Esteri

Siria, la partita di Trump con la Turchia di Erdogan (a suon di F35)

Sugli aerei da guerra parla l'ambasciatore Usa: “Credo che avremo una soluzione entro la fine dell’anno”

di Monica Mistretta -


La Turchia è vicina ad ottenere gli F35 stealth americani, i caccia da combattimento di quinta generazione progettati per eludere i radar. Ieri Tom Barrak, ambasciatore statunitense in Turchia, in un’intervista all’agenzia di stato turca Anadolu ha anticipato che Trump e il presidente Recep Tayyip Erdogan sono prossimi a superare le sanzioni che dal 2020 impediscono ad Ankara di acquistare gli avanzati jet militari.

Credo che avremo una soluzione entro la fine dell’anno, ha dichiarato l’ambasciatore statunitense. Le sanzioni americane erano scattate dopo che la Turchia, Paese Nato, aveva acquistato il sistema avanzato di difesa missilistico russo S-400. Le dichiarazioni di Tom Barrak, che è anche inviato speciale per la Siria, rappresentano il primo capitolo di una vera e propria corsa agli armamenti, che sta investendo il Medio Oriente dopo la guerra Israele e Iran. E nessun Paese, come la Turchia, ha osservato con maggior preoccupazione le performance delle difese missilistiche e degli F35 nemici.

Non è tanto Gaza, dove Erdogan è schierato con i palestinesi di Hamas, a creare tensioni con Gerusalemme, quanto piuttosto la Siria. Ankara, che è il più forte sostenitore del governo di Ahmad al Shara, ha più volte tentato di stabilire una base militare nella provincia centrale di Palmira, a 250 chilometri a nord di Damasco. E più volte Israele ha bombardato l’area. L’ultimo episodio risale a marzo del 2025, quando l’attacco è arrivato poco prima che i militari turchi si preparassero a prendere possesso della base militare T4. La tensione ha raggiunto livelli così alti che i due Paesi, sotto pressione americana, in aprile hanno dovuto aprire un canale di dialogo diretto a Baku, in Azerbaijan. Ma la questione è ancora aperta

La questione degli F35 per la Turchia “una spina nel fianco”

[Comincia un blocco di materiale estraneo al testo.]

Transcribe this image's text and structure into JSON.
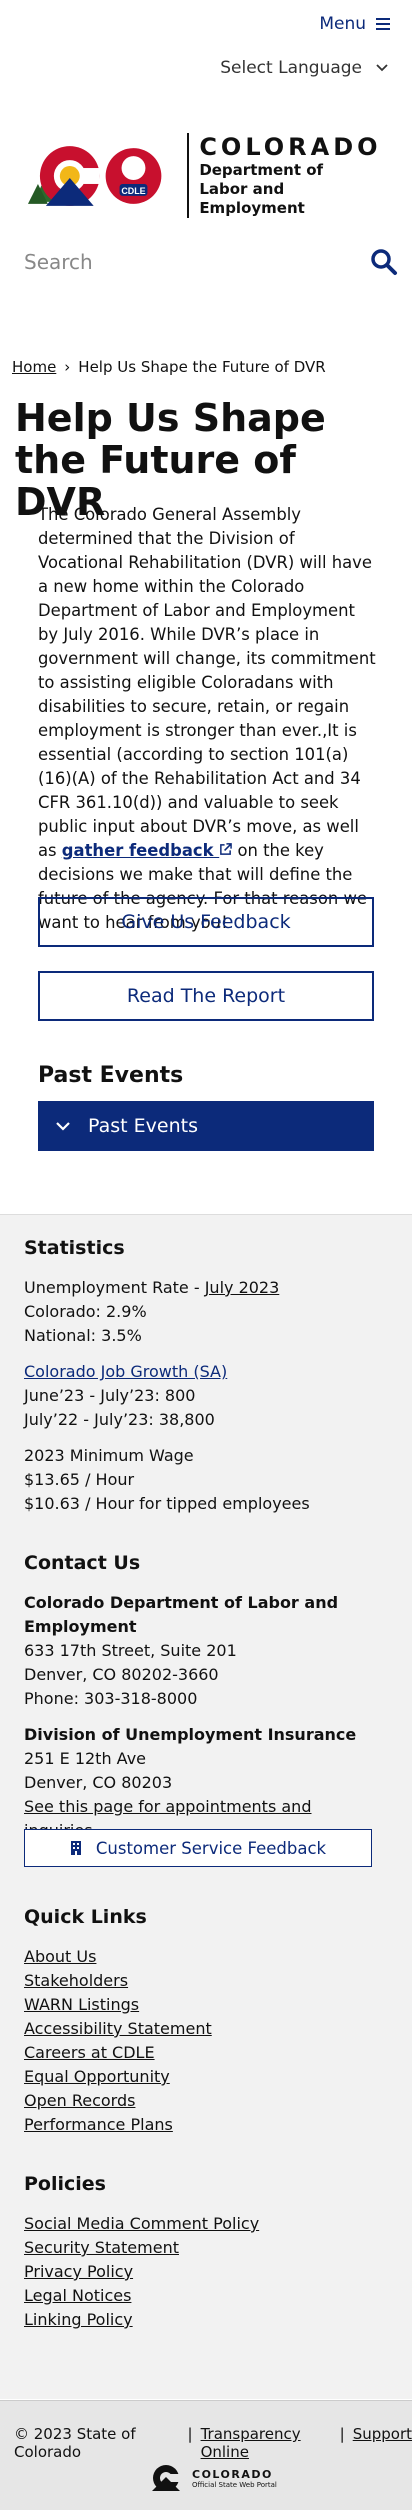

L’industria della Difesa israeliana, con le sue connessioni statunitensi, è più che fiorente, ma quella turca non è da meno. Il budget della difesa di Ankara nel 2024 è stato di 45 bilioni di dollari. Nello stesso anno le esportazioni di armi hanno raggiunto un volume di oltre 7 bilioni di dollari: due droni su tre venduti nel mondo sono di produzione turca. Ankara è anche uno dei leader globali nei carri armati. La questione dei caccia F35, però, è una vera e propria spina nel fianco, che Erdogan ha cercato a più riprese di affrontare con le amministrazioni americane. L’ultima risale a pochi giorni fa, quando il presidente turco ha incontrato Trump ai margini del vertice Nato.

Erdogan, intanto, guarda all’Europa, che è pronta a rispondere. La Turchia si affaccia, oltre che sui conflitti mediorientali, su uno dei punti più caldi della guerra in Ucraina: il Mar Nero, porta del Mediterraneo. Non per nulla è a Istanbul che si sono tenuti i primi colloqui diretti tra russi e ucraini a maggio e giugno. I quotidiani tedeschi parlano di un accordo da 5 bilioni di dollari con la Turchia per la vendita di caccia Eurofighter Typhoon. Berlino è disposta a chiudere un occhio sul pugno duro di Erdogan con dissidenti e giornalisti e si prepara ad annullare le sanzioni contro Ankara.

Gerusalemme osserva, ma difficilmente resterà neutrale. I cieli della Siria si sono rivelati preziosi per la sua aviazione, che li ha utilizzati per 12 giorni nel corso dell’attacco all’Iran. I bombardamenti di marzo nell’area di Palmyra hanno evitato, secondo l’agenzia Reuters, il dispiegamento dei sistemi missilistici turchi nell’area. E, in questa prospettiva, assumono nuova luce. Una guerra silenziosa, non dichiarata, è iniziata da tempo in Siria. Erdogan può giocare la carta del presidente siriano Al-Shara, suo alleato, e delle milizie filo turche nel Nord, Israele può contare sui curdi delle Forze Democratiche Siriane ad Est e sui Drusi al Sud, dove ha occupato una zona cuscinetto. Trump sta cercando di navigare le acque siriane con la carta degli accordi di Abramo, promettendo bilioni di dollari per la ricostruzione del Paese, ma anche Erdogan vorrà la sua contropartita. E forse la promessa dei caccia F35 è parte del gioco.